Não só os gigantes podem apresentar uma diminuição nesse apetite, mas também a medida poderia frear a entrada de agentes fornecedores de crédito no mercado, como por exemplo, novas fintechs, SCDs etc, além de afetar bancos digitais especializados na modalidade, como o Nubank e C6. Segundo o Bacen, entre as 63 instituições financeiras que operam com cartões de crédito no país, antes da regra, apenas nove tinham uma taxa de juros inferior ao limite de 100% proposto.

O instrumento de crédito via cartão é caro para os emissores de um modo geral e o perfil das dívidas dos consumidores pode fazer com que as instituições se movimentem para diversificar a oferta por meio de outros produtos de crédito, ou tomar a decisão de reduzir a oferta, mirando num público mais específico. Como bem dizia o sociólogo Betinho: “Um país não muda pela sua economia, sua política e nem mesmo sua ciência; muda, sim, pela sua cultura”.

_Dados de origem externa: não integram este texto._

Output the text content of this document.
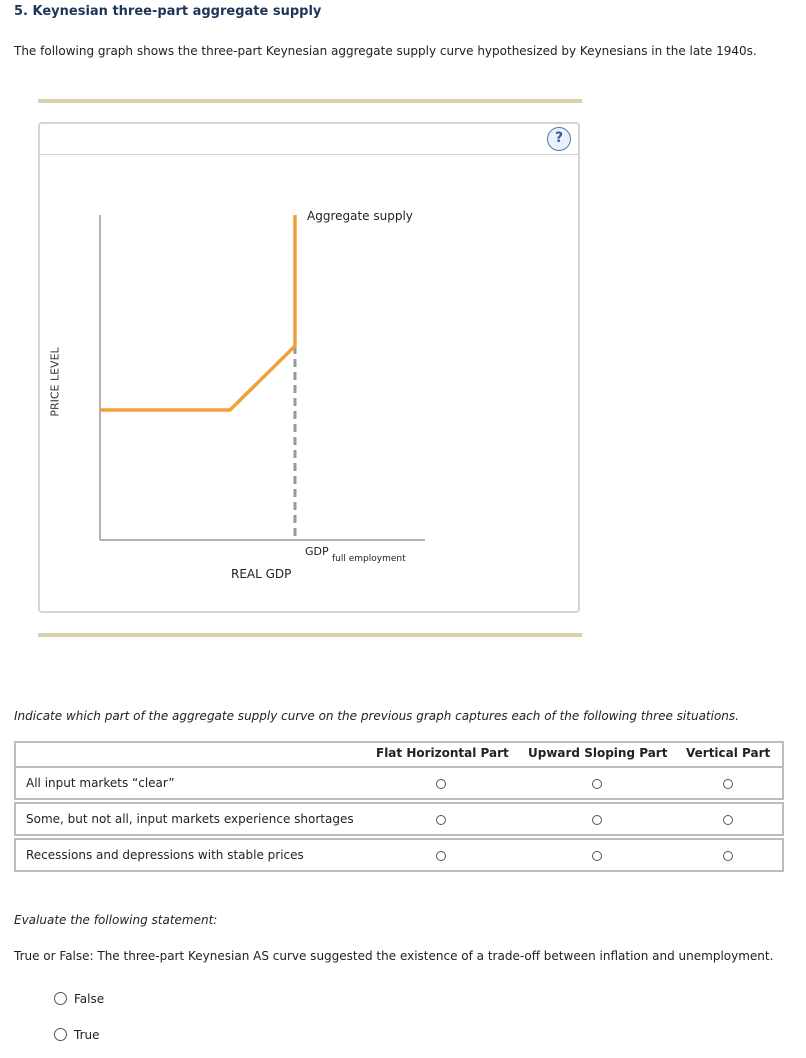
5. Keynesian three-part aggregate supply
The following graph shows the three-part Keynesian aggregate supply curve hypothesized by Keynesians in the late 1940s.
?
Aggregate supply
GDP
full employment
REAL GDP
PRICE LEVEL
Indicate which part of the aggregate supply curve on the previous graph captures each of the following three situations.
Flat Horizontal Part Upward Sloping Part Vertical Part
All input markets “clear”
Some, but not all, input markets experience shortages
Recessions and depressions with stable prices
Evaluate the following statement:
True or False: The three-part Keynesian AS curve suggested the existence of a trade-off between inflation and unemployment.
False
True
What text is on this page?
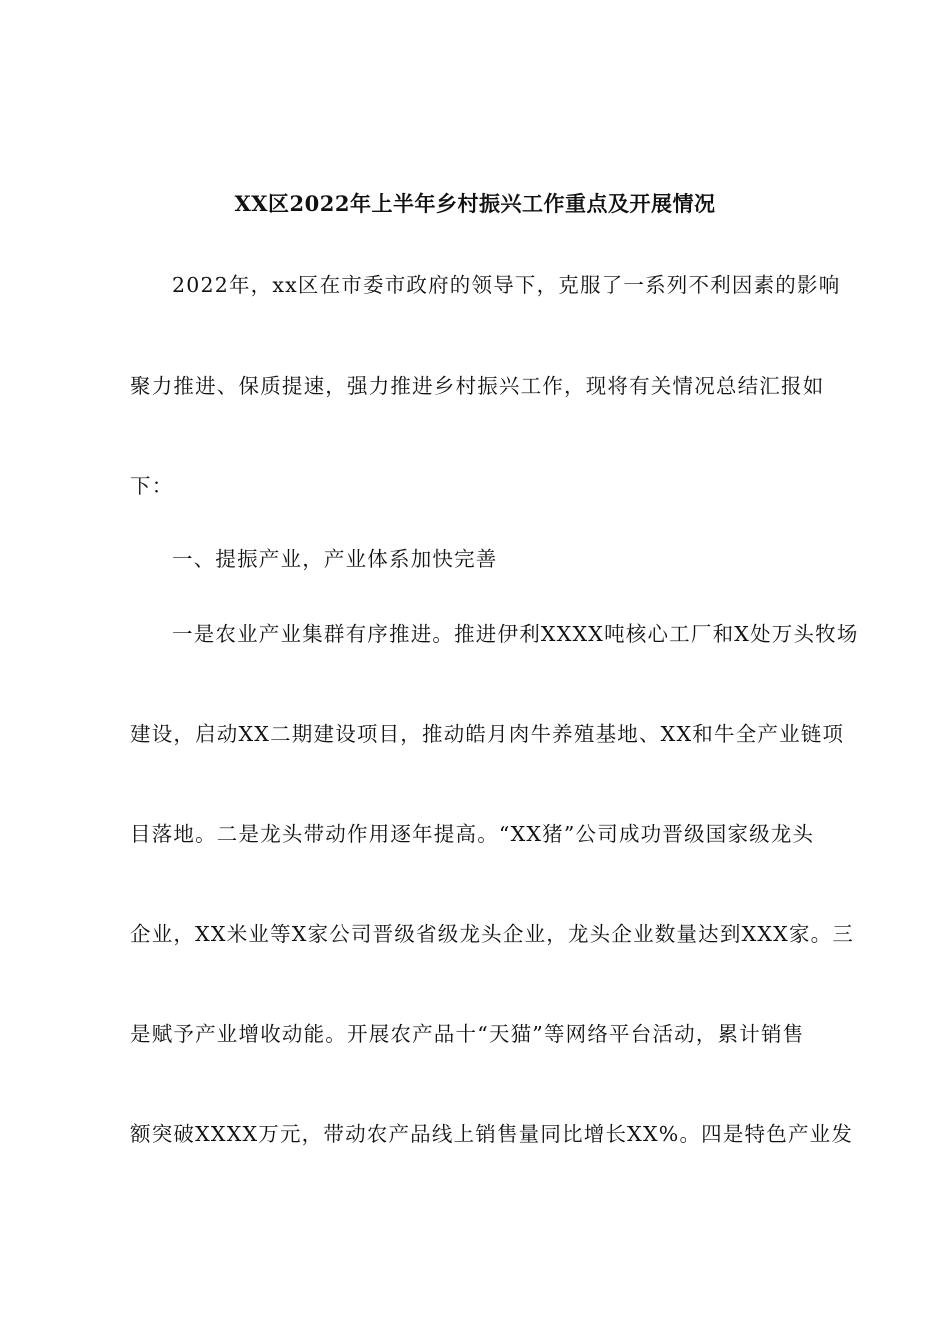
XX区2022年上半年乡村振兴工作重点及开展情况
2022年，xx区在市委市政府的领导下，克服了一系列不利因素的影响
聚力推进、保质提速，强力推进乡村振兴工作，现将有关情况总结汇报如
下：
一、提振产业，产业体系加快完善
一是农业产业集群有序推进。推进伊利XXXX吨核心工厂和X处万头牧场
建设，启动XX二期建设项目，推动皓月肉牛养殖基地、XX和牛全产业链项
目落地。二是龙头带动作用逐年提高。“XX猪”公司成功晋级国家级龙头
企业，XX米业等X家公司晋级省级龙头企业，龙头企业数量达到XXX家。三
是赋予产业增收动能。开展农产品十“天猫”等网络平台活动，累计销售
额突破XXXX万元，带动农产品线上销售量同比增长XX%。四是特色产业发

Se a mudança na regra não traz necessariamente transformações estruturais para a economia, ela consegue levantar de forma mais emergencial a bandeira da educação financeira. O Procon-SP prevê uma agenda com representantes do setor de crédito para dialogar sobre ações que possam gerar informações eficazes para o público, como por exemplo, a portabilidade de dívidas, as fases do seu relacionamento com as instituições e demais ações práticas que possam apoiar na gestão das despesas.

Esse movimento, porém, não pode ser pontual: a entrada da disciplina de educação financeira nas escolas, principalmente nas públicas, assim como a inserção da pauta durante a vida adulta, são essenciais. Hoje, o Brasil ocupa a 74ª posição no ranking global que avalia a alfabetização da população em educação financeira, ficando atrás de países considerados os mais pobres do mundo.

Além disso, é necessária maior coordenação desses programas com os principias agentes de fomento de crédito no mercado: os grandes bancos. Educação financeira é um tema complexo e deve entrar na jornada das instituições com os clientes, garantindo mais responsabilidade desses atores no momento da venda de produtos.

Ferramentas baseadas em inteligência artificial e os dados do open finance devem ainda apoiar essa engenharia financeira, mas há também um papel forte relacional que deve ser explorado.